There’s an optimal age for buying long-term care policies and it’s not too old and it’s not too young, says one Ontario expert

The annual cost of treating the 747,000 Canadians suffering with dementia is said to be $33 billion and heading higher prompting many to wonder how we’re going to pay for it.

Long-term care insurance is the simple answer but advisors are torn as to the optimal age group to sell such a policy. Some believe only those in their 50s are going to have the inclination, not to mention the money, to do so, while others say “the younger the better” because rates are going to be much lower.

“People I talk to in their 30s are too busy looking after little kids and buying a house and so on. Most of them do not have parents in their 60s or 70s,” LTC expert Karen Henderson told LHP. “My thinking and that of my colleagues is that the youngest sweet spot is 49 and above because these are people who are probably in an elder care situation [parents]; they’re more open to long-term care for themselves; they’re at the right age because they can still get a policy at a decent premium; and they’re healthy enough to qualify.”

Whatever the age it’s clear Canadians don’t own enough of it. In Japan, which has an even higher aging population than here in Canada, it has mandatory LTC insurance for those 40 and older.

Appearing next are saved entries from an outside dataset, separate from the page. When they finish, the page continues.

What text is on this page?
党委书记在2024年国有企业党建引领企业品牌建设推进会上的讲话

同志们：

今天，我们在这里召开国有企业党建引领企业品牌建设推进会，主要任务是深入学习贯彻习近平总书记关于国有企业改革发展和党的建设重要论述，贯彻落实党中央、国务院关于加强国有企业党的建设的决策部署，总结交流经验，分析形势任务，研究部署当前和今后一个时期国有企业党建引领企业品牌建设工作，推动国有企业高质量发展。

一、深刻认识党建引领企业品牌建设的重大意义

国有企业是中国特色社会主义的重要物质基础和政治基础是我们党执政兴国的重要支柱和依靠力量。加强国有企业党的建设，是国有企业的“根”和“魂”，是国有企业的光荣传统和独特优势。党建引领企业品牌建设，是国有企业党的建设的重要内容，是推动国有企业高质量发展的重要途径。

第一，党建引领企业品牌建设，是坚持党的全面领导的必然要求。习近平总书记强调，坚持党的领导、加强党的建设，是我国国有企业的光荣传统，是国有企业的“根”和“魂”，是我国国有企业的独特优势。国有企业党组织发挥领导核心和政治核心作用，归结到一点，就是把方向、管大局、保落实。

But that doesn’t mean people who are younger than 49 aren’t good candidates for LTC insurance because you never know what their experiences have been with elder care issues.

“[LTC insurance] It’s available down to age 18 and while I’ll agree that 18 is young I think the key is: ‘Have you ever seen it in someone in your family or someone you know?’” said Montreal living benefits specialist Tim Landry. “Rather than going with a number, say 40 or 45, or whatever, get that key question [answered]. My easiest sale was a young caregiver who’s seen it [long-term elder care] in her work.”

“It’s not the age, it’s have you seen it,” said Landry.